I’m making a conscious effort in 2019 to develop my skill at writing poetry. I’m trying to learn and understand the rules, with marginal success, though you may notice an increase in the amount of poetry that appears on the blog as I experiment. You are nothing more than guinea pigs to me.
Anyway, I was reading a poem that referenced the story in Mark 2, where Jesus heals the paralytic man who is lowered through the roof by his friends, and it gave me a crazy idea – how about writing a different poem for every story in Mark’s gospel? It’s an ambitious project that I have no intention of actually starting any time soon, but it’ll sit there on the back burner of my mind for the coming years. Never say never.

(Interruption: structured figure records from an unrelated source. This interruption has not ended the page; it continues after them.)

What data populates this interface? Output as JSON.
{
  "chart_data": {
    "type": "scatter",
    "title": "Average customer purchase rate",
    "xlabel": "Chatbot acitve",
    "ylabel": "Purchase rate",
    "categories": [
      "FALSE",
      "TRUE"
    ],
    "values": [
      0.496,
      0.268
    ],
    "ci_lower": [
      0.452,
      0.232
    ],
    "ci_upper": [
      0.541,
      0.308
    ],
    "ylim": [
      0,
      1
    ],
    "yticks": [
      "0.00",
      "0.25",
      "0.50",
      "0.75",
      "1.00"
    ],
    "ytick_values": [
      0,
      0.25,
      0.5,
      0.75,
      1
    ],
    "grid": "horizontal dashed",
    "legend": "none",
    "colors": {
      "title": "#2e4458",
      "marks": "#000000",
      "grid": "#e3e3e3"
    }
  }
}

The thing about setting the gospel stories to poetry is that it encourages you to come at them from an uncommon angle. It’s not too different to that way I like to construct a sermon in that regard. For example, take the story in Mark 2. It’s familiar to many of us, with familiar points and familiar conclusions, but I was thinking about it from a different perspective this morning.
I imagined myself sitting there, in my small, enclosed room, with Jesus, listening to him teaching and speaking. That’s where I want to be. I’m perfectly happy there. But there’s a world of hurt outside; a world that I’m actually supposed to be engaging with and bringing healing to. Sometimes I forget that world’s there, and I lose myself in blissful isolation that has warped from something important into something selfish. As much as it annoys me to be covered in plaster, I sometimes need the hurting world to intrude and forcefully interrupt my naval-gazing. It reminds me that there are people outside, and by making a great hole in the roof they are letting fresh air into my world and giving me a glimpse of the sky.
If I ever get round to writing a poem on Mark 2, that’s what it will be about.